İlhami Arslanoğlu’na göre, sağlık alanında keskin bir dönüşüm yaşanıyor. Son beş yılda ‘Hızlı Tempo’ adı verilen bir döneme girildiğini vurgulayarak, “Bu süreç bizim gibi gruplar için büyük fırsatlar sunuyor. ARS İleri Terapiler (Advanced Therapies), işimizin önemli bir alanı ve önümüzdeki dört yıl içinde bu alanın yüzde 25 oranında büyümesi bekleniyor. Sanayide şu anda yapılan yatırımlara baktığımızda, oldukça büyük bir ölçeğe ulaştığını görüyoruz” diyor. Geleneksel tedavi yöntemlerinin yaşam döngüsünün sonuna yaklaştığını ve bazı bölgelerde hasta sayısının azaldığını belirten Arslanoğlu, yaşanan değişimleri şöyle sıralıyor:
● Hasta deneyimi değişiyor. Önceden hastalar ilaçları şirketlerin yönlendirmesiyle alırken artık kendi sağlıklarını daha fazla kontrol etmek istiyorlar. Diyabet hastaları için kullanılan insülin sistemlerinde olduğu gibi, teşhis ve tedavi süreçlerinin çoğu artık internet üzerinden yürütülüyor. Yeni ekosistemlerin geliştiği bu yapı birçok kişinin sağlık hizmetlerine daha kolay erişmesini sağlıyor.
● İş birliklerinin artırılması gerekiyor. Bu dönüşüm, yalnızca bireysel şirketlerle mümkün değil. Araştırma şirketleriyle iş birliği yapılması ve tedarik zincirinin dayanıklılığının artırılması gerekiyor. Son 5-10 yılda bu alanda ciddi değişimler yaşandı.
● Tedarik zinciri temel işlev haline geldi. Geçmişte tedarik zinciri kesintileri genellikle bölgesel etkiler yaratırken, artık küresel sonuçlar doğuruyor. Japonya’daki tsunamiler, Tayland’daki seller gibi olaylar geçmişte lokaldi; ancak bugün Covid-19 pandemisi, Ukrayna krizi ve Ortadoğu’daki gelişmeler gibi olaylar küresel sanayi üzerinde etkili oluyor. Bu nedenle sanayi lojistik hizmetlerine daha fazla ihtiyaç duyuyor.

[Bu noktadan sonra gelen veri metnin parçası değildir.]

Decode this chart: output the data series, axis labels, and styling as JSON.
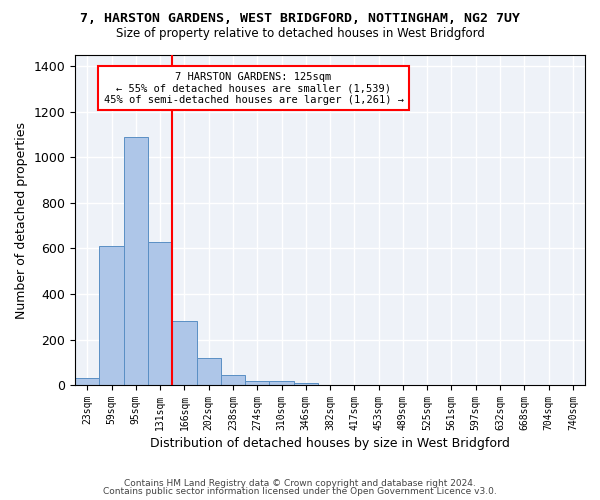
{
  "title": "7, HARSTON GARDENS, WEST BRIDGFORD, NOTTINGHAM, NG2 7UY",
  "subtitle": "Size of property relative to detached houses in West Bridgford",
  "xlabel": "Distribution of detached houses by size in West Bridgford",
  "ylabel": "Number of detached properties",
  "footer_line1": "Contains HM Land Registry data © Crown copyright and database right 2024.",
  "footer_line2": "Contains public sector information licensed under the Open Government Licence v3.0.",
  "annotation_line1": "7 HARSTON GARDENS: 125sqm",
  "annotation_line2": "← 55% of detached houses are smaller (1,539)",
  "annotation_line3": "45% of semi-detached houses are larger (1,261) →",
  "bar_color": "#aec6e8",
  "bar_edge_color": "#5a8fc4",
  "background_color": "#eef2f8",
  "vline_color": "red",
  "bin_labels": [
    "23sqm",
    "59sqm",
    "95sqm",
    "131sqm",
    "166sqm",
    "202sqm",
    "238sqm",
    "274sqm",
    "310sqm",
    "346sqm",
    "382sqm",
    "417sqm",
    "453sqm",
    "489sqm",
    "525sqm",
    "561sqm",
    "597sqm",
    "632sqm",
    "668sqm",
    "704sqm",
    "740sqm"
  ],
  "bar_values": [
    30,
    610,
    1090,
    630,
    280,
    120,
    45,
    20,
    20,
    10,
    0,
    0,
    0,
    0,
    0,
    0,
    0,
    0,
    0,
    0,
    0
  ],
  "vline_position": 3.5,
  "ylim": [
    0,
    1450
  ],
  "yticks": [
    0,
    200,
    400,
    600,
    800,
    1000,
    1200,
    1400
  ]
}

● Çevresel etki göz ardı edilemiyor. Sağlık sektörü genellikle çevresel etkileriyle gündeme gelmese de gelişmiş ülkelerde toplam sera gazı emisyonlarının yaklaşık yüzde 10’u bu sektörden kaynaklanıyor. Tek kullanımlık tıbbi ürünlerin çevreye etkisi ciddi boyutlara ulaşıyor. Bu nedenle DHL olarak 2050 yılına kadar karbon nötr olmayı hedefliyoruz.
● Piyasa yeniden şekilleniyor. Geleneksel ilaç şirketleri, tüketici sağlığı firmaları ve reçetesiz ilaç üreticileri arasında farklılaşan stratejiler gözlemleniyor. Farmasötik şirketlerin büyüme hızı önümüzdeki yıllarda yüzde 5-6 düzeyinde kalacak gibi görünüyor. Buna karşın, biyoteknoloji ve ileri tedavi yöntemlerinde çok daha hızlı bir büyüme bekleniyor.
● Bölünmeler ve yeniden yapılanmalar artıyor. Şirketler bu değişime uyum sağlamak için yeniden yapılanıyor. Johnson & Johnson gibi firmalar, tüketici sağlığı birimlerini ayırarak yeni şirketler kurdu. Bu yaklaşım, şirketlerin daha yüksek kâr marjı vadeden ileri tedavi alanlarına yönelmesini sağlıyor.
● Biyoteknoloji yatırımları büyüyor. 2021’den bu yana biyoteknolojiye yapılan yatırımlar istikrarlı biçimde artıyor. Özellikle mRNA bazlı yeni aşı teknolojileri, lojistikte soğuk zincirin ne kadar kritik olduğunu ortaya koydu. Pfizer ve Moderna gibi firmalar, aşılarını -70 ila -80 derece sıcaklıkta saklamak zorundaydı. Bu durum, tedarik zinciri yönetiminde devrim niteliğinde dönüşümler gerektirdi.
● Regülasyonlar kritik önemde. Tıbbi ürün taşımacılığı, bir iPhone ya da otomobil yedek parçası taşımaktan çok daha farklı. GxP (İyi Üretim Uygulamaları) ve diğer düzenleyici standartlara tam uyum şart. Bu da tüm paydaşlar arasında güçlü bir iş birliği gerektiriyor.